The Indiana dad of two (to 10-year-old Ash and 9-year-old Aayla) was recently photographed by a Goodwill employee pushing a naked baby doll in a cart. When the employee, Sadie Jessica Marie Collins, found out why, she was so in awe she shared it on the Facebook page, Love What Matters.
Collins' initial impression of the 250-pound, 6-foot-2 Watkins was that he was a "big dude" with a shirt that said "Punisher" and "tattoos on his neck and arm and even a skull tattoo of the size of my entire hand on the back of his head."
"Everything about him screams burliness and manliness yet, here he is, at Goodwill with a baby doll strapped safely in the cart as he shops for clothing," she wrote.
Turns out, the night before, while Watkins was trying not to burn a rice dish for dinner, Aayla had asked her dad, "Daddy Poo, will you take Davey (the baby doll) with you tomorrow, everywhere you go?"
"Yes, Baby Poo, of course I will," Watkins replied. It took another second and an excited "Really?!" from Aayla before he realized what exactly he just promised. Aayla somehow also got her father to agree to buy Davey some fitting clothes and socks while he was out and to take pictures of the doll for her.
Aayla also didn't forget her dad's promise the next morning when she reminded him to "go get Davey's clothes" as she walks down the driveway toward the bus.
It's not surprising to hear that Aayla remembered her dad's promise.
"Your kids will have an incredible memory for the promises you make to them. In fact, you can assume that any promise you've ever made to your kids has been remembered," writes certified parenting coach, Mark Brandenburg. "When kids are younger, they have very powerful emotions that dominate their lives. Kids live in their emotions, and when they hear something promised to them, they get very excited."
I can only imagine how well his daughter is cared for if he's willing to care for her toys this well.
Collins was amazed by how willing Watkins was to do what makes his daughter happy.
"I couldn't believe how well he treated his daughter's baby doll. It was incredible. I can only imagine how well his daughter is cared for if he's willing to care for her toys this well. I just think amazing parenting like this deserves recognition. This man sucked up all of his pride and went out of his way to clothing shop for a baby doll just to make his little girl happy," she wrote. "And if that's not love, I don't know what is."
After seeing the viral post, Watkins shared more details about the experience.
Davey, a vintage, anatomically correct yard sale doll Aayla's mom got for $1, is Aayla's favorite. The young girl calls Davey her son and Watkins' grandson, and treats the doll as if he were real. That same morning, when she reminded her dad about his promise, she even reminded him to strap Davey into a car seat everywhere they go for safety reasons.

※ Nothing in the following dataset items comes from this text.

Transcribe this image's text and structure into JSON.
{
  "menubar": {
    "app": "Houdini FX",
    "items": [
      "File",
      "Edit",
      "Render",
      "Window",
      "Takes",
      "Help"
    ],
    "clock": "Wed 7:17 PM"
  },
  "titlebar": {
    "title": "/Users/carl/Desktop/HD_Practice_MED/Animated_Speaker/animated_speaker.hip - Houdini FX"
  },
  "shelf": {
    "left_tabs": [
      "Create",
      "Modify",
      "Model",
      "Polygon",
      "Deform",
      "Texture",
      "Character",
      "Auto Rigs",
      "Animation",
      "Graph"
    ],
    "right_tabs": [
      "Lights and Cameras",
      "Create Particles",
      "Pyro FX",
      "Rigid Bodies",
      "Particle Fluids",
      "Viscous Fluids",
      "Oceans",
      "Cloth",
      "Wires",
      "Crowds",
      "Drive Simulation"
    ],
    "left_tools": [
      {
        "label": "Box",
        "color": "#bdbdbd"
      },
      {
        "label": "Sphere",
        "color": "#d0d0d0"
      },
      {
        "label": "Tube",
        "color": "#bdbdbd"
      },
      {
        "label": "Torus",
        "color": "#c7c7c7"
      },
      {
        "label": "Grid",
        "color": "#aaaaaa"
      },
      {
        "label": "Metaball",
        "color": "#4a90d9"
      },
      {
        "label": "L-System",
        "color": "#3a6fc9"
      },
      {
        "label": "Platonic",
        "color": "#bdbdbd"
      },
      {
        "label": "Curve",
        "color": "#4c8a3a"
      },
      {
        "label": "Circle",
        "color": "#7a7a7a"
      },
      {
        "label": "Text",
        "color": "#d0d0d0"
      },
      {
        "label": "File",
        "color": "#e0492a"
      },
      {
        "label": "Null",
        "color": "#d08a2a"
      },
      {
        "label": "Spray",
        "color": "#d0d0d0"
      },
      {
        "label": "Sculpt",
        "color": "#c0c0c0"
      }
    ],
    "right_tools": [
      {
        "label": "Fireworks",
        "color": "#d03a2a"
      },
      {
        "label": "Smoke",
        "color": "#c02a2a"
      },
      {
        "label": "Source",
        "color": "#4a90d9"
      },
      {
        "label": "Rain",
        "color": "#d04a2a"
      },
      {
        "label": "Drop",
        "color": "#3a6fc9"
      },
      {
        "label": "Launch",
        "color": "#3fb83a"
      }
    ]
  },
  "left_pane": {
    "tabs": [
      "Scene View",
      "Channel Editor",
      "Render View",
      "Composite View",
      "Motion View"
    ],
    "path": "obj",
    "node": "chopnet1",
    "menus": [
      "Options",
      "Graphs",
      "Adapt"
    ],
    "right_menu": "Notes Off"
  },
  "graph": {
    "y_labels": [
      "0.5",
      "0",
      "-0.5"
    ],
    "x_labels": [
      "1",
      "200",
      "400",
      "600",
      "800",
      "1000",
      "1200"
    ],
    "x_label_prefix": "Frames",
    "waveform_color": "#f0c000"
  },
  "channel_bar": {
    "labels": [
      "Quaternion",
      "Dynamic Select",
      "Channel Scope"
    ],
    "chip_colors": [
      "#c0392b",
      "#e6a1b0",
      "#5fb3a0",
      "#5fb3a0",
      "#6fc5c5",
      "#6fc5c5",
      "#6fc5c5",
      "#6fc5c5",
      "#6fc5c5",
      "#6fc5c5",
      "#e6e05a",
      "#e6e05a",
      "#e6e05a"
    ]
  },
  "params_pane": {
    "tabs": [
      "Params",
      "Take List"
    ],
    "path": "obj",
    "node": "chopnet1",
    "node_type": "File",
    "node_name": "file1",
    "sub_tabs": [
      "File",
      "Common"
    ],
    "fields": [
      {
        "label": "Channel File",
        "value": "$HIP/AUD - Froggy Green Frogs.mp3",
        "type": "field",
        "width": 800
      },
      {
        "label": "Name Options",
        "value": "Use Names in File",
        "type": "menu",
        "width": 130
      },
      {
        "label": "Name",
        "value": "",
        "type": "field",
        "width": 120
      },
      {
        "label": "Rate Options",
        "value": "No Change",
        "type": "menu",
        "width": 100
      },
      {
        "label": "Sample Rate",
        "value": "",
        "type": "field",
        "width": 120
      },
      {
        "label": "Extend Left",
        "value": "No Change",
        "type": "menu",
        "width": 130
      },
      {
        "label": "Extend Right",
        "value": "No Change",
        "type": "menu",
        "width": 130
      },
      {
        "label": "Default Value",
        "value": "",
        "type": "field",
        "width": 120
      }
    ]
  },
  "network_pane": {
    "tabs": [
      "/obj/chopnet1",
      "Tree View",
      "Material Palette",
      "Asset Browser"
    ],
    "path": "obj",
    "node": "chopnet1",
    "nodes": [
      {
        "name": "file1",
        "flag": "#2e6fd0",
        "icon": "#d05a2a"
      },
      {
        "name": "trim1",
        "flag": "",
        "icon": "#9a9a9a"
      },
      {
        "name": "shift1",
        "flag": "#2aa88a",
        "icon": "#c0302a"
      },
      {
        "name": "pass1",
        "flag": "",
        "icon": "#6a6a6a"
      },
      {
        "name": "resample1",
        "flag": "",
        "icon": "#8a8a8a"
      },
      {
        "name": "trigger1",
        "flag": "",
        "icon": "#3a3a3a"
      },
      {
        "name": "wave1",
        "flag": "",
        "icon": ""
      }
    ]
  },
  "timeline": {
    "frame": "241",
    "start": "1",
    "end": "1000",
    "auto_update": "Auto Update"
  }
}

Watkins knew how important Davey was to his daughter, and he shared why it was so important to own up to his promises.
"I do not purposely lie to my daughter, and I do not purposely let her down," he wrote.

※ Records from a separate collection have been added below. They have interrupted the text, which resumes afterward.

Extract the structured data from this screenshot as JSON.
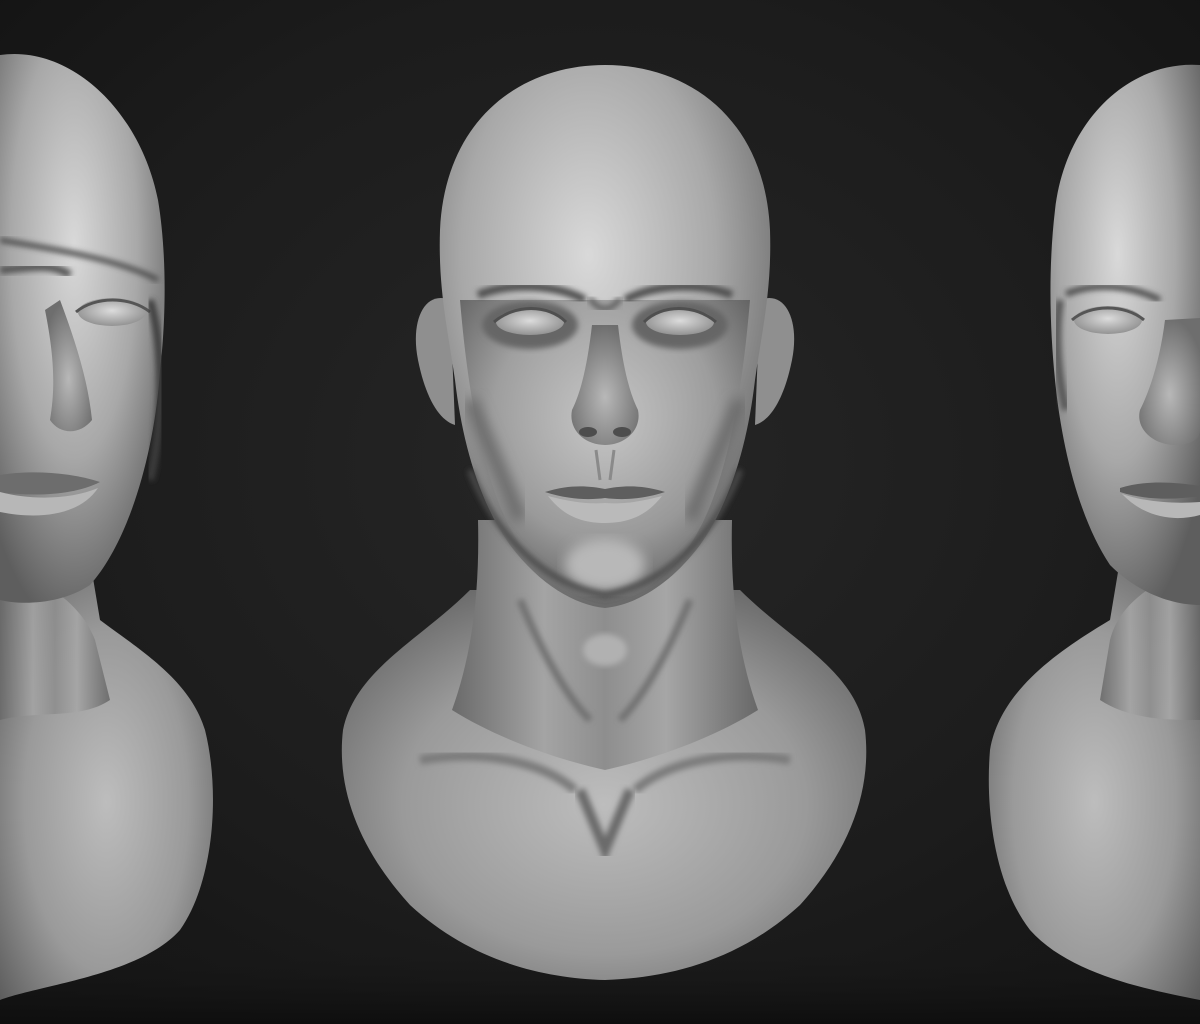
{
  "scene": {
    "description_kind": "render",
    "background_color": "#1d1d1d",
    "vignette_color": "#111111",
    "skin_light": "#d8d8d8",
    "skin_mid": "#9a9a9a",
    "skin_dark": "#3a3a3a",
    "busts": [
      {
        "id": "left",
        "view": "three-quarter-left",
        "visible": "partial-cropped-left"
      },
      {
        "id": "center",
        "view": "front",
        "visible": "full"
      },
      {
        "id": "right",
        "view": "three-quarter-right",
        "visible": "partial-cropped-right"
      }
    ]
  }
}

Keeping and breaking promises can have significant effects on children. Kids as young as 7 can easily distinguish between different types of lies and hold promisers accountable. Keeping promises help kids develop a sense of trust and respect, not only with parents but also with others. While not every promise can be kept, repeatedly breaking promises can bring hurt and insecurity.
"If a parent consistently breaks their promises, then the child may learn that people's word cannot be trusted, and that it's OK to promise something and then not follow through," said Jodie Benveniste, a psychologist and intuitive parenting specialist.
People are praising Watkins for being a superhero and father of the year. But to Watkins, keeping promises is one of his basic duties as a father.
"I'm just a daddy that wants his kids to truly understand that I love them. I want them to be happy, and would gladly take on a potentially embarrassing situation, in order to keep my promise to them," Watkins wrote. "Father of the year? Hardly. Father? You bet."